Writer Arundhati Roy on authenticity and argument:

There’s no such thing as an Authentic India or a Real Indian. There is no Divine Committee that has the right to sanction one single, authorized version of what India is or should be. There is no one religion or language or caste or region or person or story or book that can claim to be its sole representative. There are, and can only be, visions of India, various ways of seeing it—honest, dishonest, wonderful, absurd, modern, traditional, male, female. They can be argued over, criticized, praised, scorned, but not banned or broken. Not hunted down.

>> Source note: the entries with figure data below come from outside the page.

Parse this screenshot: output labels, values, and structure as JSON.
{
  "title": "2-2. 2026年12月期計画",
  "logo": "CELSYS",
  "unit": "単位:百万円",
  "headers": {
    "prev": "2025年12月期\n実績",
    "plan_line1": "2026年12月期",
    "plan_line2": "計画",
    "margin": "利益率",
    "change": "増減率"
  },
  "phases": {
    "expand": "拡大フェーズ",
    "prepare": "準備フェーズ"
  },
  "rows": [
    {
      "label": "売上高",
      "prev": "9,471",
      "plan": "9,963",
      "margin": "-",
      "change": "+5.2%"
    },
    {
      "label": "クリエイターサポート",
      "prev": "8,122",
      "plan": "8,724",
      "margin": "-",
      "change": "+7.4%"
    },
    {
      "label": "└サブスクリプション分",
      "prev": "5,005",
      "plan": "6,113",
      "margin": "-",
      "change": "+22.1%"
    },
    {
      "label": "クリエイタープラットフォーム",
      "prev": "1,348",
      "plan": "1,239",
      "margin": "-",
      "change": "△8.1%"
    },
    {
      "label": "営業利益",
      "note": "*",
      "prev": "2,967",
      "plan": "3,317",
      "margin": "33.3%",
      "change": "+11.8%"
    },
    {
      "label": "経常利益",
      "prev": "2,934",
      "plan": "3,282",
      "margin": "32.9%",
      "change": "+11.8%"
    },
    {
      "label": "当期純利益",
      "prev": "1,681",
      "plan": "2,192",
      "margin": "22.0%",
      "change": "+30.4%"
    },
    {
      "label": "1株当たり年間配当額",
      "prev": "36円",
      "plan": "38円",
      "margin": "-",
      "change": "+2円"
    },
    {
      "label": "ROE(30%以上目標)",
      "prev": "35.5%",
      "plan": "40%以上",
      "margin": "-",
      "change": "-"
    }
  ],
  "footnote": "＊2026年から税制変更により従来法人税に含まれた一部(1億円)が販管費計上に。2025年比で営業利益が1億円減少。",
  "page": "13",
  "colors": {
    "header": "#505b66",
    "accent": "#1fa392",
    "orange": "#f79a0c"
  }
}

Author David Halberstam on curious definitions of integrity:

Why did McNamara have such good figures? Why did McNamara have such good staff work and Ball such poor staff work? The next day Ball would angrily dispatch his staff to come up with the figures, to find out how McNamara had gotten them, and the staff would burrow away and occasionally find that one of the reasons that Ball did not have comparable figures was that they did not always exist. McNamara had invented them, he dissembled even within the bureaucracy, though, of course, always for a good cause. It was part of his sense of service. He believed in what he did, and thus the morality of it was assured, and everything else fell into place. It was all right to lie and dissemble for the right causes. It was part of service, loyalty to the President, not to the nation, not to colleagues, it was a very special bureaucratic-corporate definition of integrity; you could do almost anything you wanted as long as it served your superior.

Texan screenwriter Larry McMurtry on our surroundings:

It's like I told you last night son. The earth is mostly just a boneyard. But pretty in the sunlight.